Karimun Island is strategically positioned near the Malacca Strait, Singapore, and the Malaysian Peninsula, making it a key gateway for investment, goods, and services entering Indonesia. The island’s FTZ status has facilitated the growth of maritime services and heavy industries. Karimun’s development as an FTZ is aligned with the region’s industrial master plan and requires continued investment in infrastructure and human resources. The successful implementation of Government Regulation No. 41 of 2021 is expected to enhance Karimun’s appeal and solidify its role as a key economic player in Indonesia.7
A Free Trade Zone (FTZ) is a designated area within a country where goods can be imported, stored, manufactured, and re-exported without being subject to customs duties, tariffs, or certain other taxes and regulations. The primary goal of an FTZ is to stimulate economic growth by encouraging international trade and attracting foreign investment.
A Kawasan Ekonomi Khusus (KEK), or Special Economic Zone, is a designated area in Indonesia aimed at fostering economic development across various sectors. KEKs offer incentives like tax breaks, streamlined regulations, infrastructure support, and sector-specific benefits to attract investment and promote growth beyond just trade and manufacturing.
Challenges like regulatory overlaps, land use conflicts, and infrastructure management issues persist.
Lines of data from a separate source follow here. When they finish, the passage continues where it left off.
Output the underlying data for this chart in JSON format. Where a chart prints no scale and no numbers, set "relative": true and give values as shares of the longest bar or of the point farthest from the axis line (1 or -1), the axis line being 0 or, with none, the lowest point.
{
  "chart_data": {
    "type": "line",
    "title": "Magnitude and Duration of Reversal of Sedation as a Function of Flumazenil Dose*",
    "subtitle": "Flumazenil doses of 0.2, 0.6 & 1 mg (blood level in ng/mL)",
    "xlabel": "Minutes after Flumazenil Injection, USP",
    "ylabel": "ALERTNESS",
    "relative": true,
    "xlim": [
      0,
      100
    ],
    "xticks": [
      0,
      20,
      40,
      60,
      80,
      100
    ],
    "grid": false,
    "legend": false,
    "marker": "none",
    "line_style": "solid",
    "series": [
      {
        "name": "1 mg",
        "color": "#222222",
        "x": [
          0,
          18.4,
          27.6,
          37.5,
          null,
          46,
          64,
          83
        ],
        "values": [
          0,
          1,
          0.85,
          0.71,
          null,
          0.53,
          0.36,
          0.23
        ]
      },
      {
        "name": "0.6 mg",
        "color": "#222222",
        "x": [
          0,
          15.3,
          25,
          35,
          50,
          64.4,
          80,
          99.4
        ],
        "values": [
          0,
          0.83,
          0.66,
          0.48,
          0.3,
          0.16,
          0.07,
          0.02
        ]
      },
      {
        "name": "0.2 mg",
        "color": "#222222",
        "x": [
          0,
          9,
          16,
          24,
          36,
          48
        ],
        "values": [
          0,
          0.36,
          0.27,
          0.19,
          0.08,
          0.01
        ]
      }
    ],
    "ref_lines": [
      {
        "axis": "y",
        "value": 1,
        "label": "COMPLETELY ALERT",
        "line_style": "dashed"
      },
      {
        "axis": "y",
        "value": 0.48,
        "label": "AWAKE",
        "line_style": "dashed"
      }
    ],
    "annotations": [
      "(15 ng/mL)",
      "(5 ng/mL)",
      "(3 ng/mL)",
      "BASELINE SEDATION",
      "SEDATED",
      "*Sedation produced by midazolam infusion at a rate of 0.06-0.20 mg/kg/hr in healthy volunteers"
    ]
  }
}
However, the Indonesian government is actively addressing these to improve the business climate within these zones.
The Indonesian government supports FTZFPs through legislation, infrastructure investment, and economic incentives. Regulations like Government Regulation No. 62 of 2019 for Batam aim to streamline operations and attract foreign investors.
Businesses looking to operate in an FTZFP should first select the zone that suits their industry and objectives. They can then connect with the relevant Free Trade Zone Authority or local government to learn about the application process, incentives, and regulatory requirements.